Thursday, September 15, 2011

'Rogue' trading and disclosure

The WSJ ran an interesting article on the UBS rogue trading debacle titled: "What do you call a 'rogue' trader who makes $2 billion?  A Managing Director".

One of the major points made in the article is how bringing more disclosure into the trading operations would reduce both the amount of trading activity and the losses from trading.
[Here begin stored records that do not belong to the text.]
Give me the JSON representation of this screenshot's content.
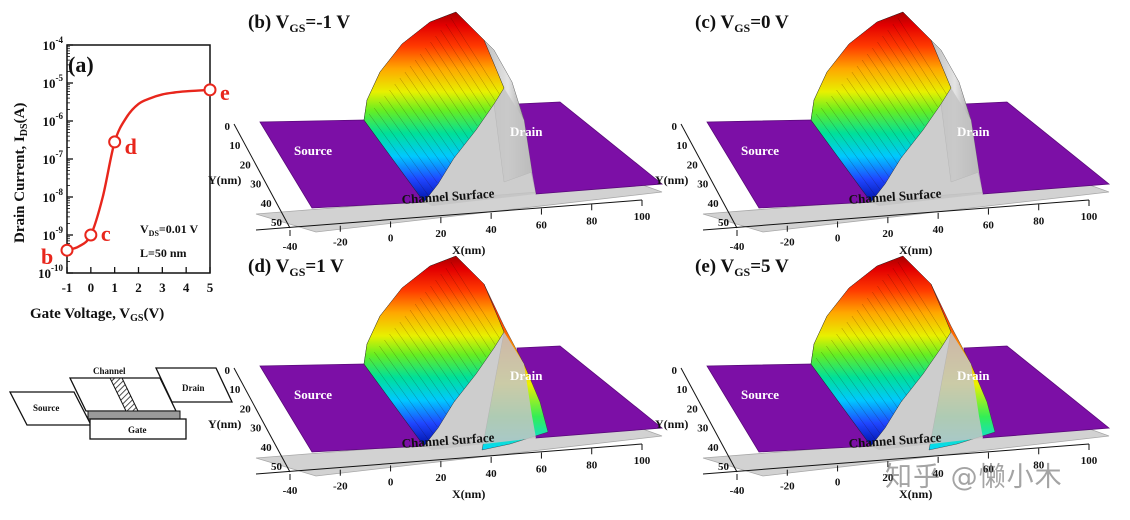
{
  "chart_data": [
    {
      "type": "line",
      "panel": "(a)",
      "xlabel_main": "Gate Voltage, V",
      "xlabel_sub": "GS",
      "xlabel_end": "(V)",
      "ylabel_main": "Drain Current, I",
      "ylabel_sub": "DS",
      "ylabel_end": "(A)",
      "xlim": [
        -1,
        5
      ],
      "ylim_log10": [
        -10,
        -4
      ],
      "xticks": [
        "-1",
        "0",
        "1",
        "2",
        "3",
        "4",
        "5"
      ],
      "yticks_exp": [
        "-10",
        "-9",
        "-8",
        "-7",
        "-6",
        "-5",
        "-4"
      ],
      "log_scale_y": true,
      "series_color": "#e8261c",
      "x": [
        -1,
        -0.5,
        0,
        0.5,
        1,
        1.5,
        2,
        2.5,
        3,
        3.5,
        4,
        4.5,
        5
      ],
      "y_log10": [
        -9.4,
        -9.3,
        -9.0,
        -8.0,
        -6.55,
        -5.9,
        -5.55,
        -5.4,
        -5.3,
        -5.25,
        -5.22,
        -5.2,
        -5.18
      ],
      "markers": [
        {
          "label": "b",
          "x": -1,
          "y_log10": -9.4
        },
        {
          "label": "c",
          "x": 0,
          "y_log10": -9.0
        },
        {
          "label": "d",
          "x": 1,
          "y_log10": -6.55
        },
        {
          "label": "e",
          "x": 5,
          "y_log10": -5.18
        }
      ],
      "annotation_1_main": "V",
      "annotation_1_sub": "DS",
      "annotation_1_end": "=0.01 V",
      "annotation_2": "L=50 nm"
    },
    {
      "type": "surface",
      "panel": "(b)",
      "title_main": "V",
      "title_sub": "GS",
      "title_end": "=-1 V",
      "xlabel": "X(nm)",
      "ylabel": "Y(nm)",
      "xticks": [
        "-40",
        "-20",
        "0",
        "20",
        "40",
        "60",
        "80",
        "100"
      ],
      "yticks": [
        "0",
        "10",
        "20",
        "30",
        "40",
        "50"
      ],
      "regions": [
        "Source",
        "Drain",
        "Channel Surface"
      ],
      "drain_side_colored": false
    },
    {
      "type": "surface",
      "panel": "(c)",
      "title_main": "V",
      "title_sub": "GS",
      "title_end": "=0 V",
      "xlabel": "X(nm)",
      "ylabel": "Y(nm)",
      "xticks": [
        "-40",
        "-20",
        "0",
        "20",
        "40",
        "60",
        "80",
        "100"
      ],
      "yticks": [
        "0",
        "10",
        "20",
        "30",
        "40",
        "50"
      ],
      "regions": [
        "Source",
        "Drain",
        "Channel Surface"
      ],
      "drain_side_colored": false
    },
    {
      "type": "surface",
      "panel": "(d)",
      "title_main": "V",
      "title_sub": "GS",
      "title_end": "=1 V",
      "xlabel": "X(nm)",
      "ylabel": "Y(nm)",
      "xticks": [
        "-40",
        "-20",
        "0",
        "20",
        "40",
        "60",
        "80",
        "100"
      ],
      "yticks": [
        "0",
        "10",
        "20",
        "30",
        "40",
        "50"
      ],
      "regions": [
        "Source",
        "Drain",
        "Channel Surface"
      ],
      "drain_side_colored": true
    },
    {
      "type": "surface",
      "panel": "(e)",
      "title_main": "V",
      "title_sub": "GS",
      "title_end": "=5 V",
      "xlabel": "X(nm)",
      "ylabel": "Y(nm)",
      "xticks": [
        "-40",
        "-20",
        "0",
        "20",
        "40",
        "60",
        "80",
        "100"
      ],
      "yticks": [
        "0",
        "10",
        "20",
        "30",
        "40",
        "50"
      ],
      "regions": [
        "Source",
        "Drain",
        "Channel Surface"
      ],
      "drain_side_colored": true
    }
  ],
  "device_diagram": {
    "channel_label": "Channel",
    "source_label": "Source",
    "drain_label": "Drain",
    "gate_label": "Gate"
  },
  "watermark": "知乎 @懒小木"
}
As previously discussed, it would have been a lot harder for Wall Street to short sub-prime securities if their clients saw what they were doing.
UBS AG apparently is the latest bank to suffer at the hands of a “rogue.” British police arrested a man on suspicion of fraud Thursday after UBS’ exchange-traded fund desk said a trader had racked up $2 billion in losses. 
Trading on Wall Street, of course, is a thinly controlled game of dice. Traders put their firm’s capital at risk, but must do so with authorization. As this latest scandal shows, authorization is either easy to come by or circumvent. And as nearly every “rogue” has said in their defense, there were winners making unauthorized trades, too. The difference: they were winners.... 
So, why is trading beyond internal limits allowed? Because of the winners. 
Enter Philipp Meyer, a former UBS derivatives trader who left the business a few years ago and wrote about the excess of the business for The Independent. To be clear, Meyer never said he made unauthorized trades, but he did offer this observation about trading. ” It was pretty clear what The Market didn’t like. It didn’t like being closely watched. It didn’t like rules that governed its behavior.” 
... Ultimately, the difference between trading floor rogues and royalty is how their bets pay off, not whether they take extreme risks. As Leeson said, there’s no excuse for not catching rogue trading today or even 18 years ago: “a very simple check would have exposed it.”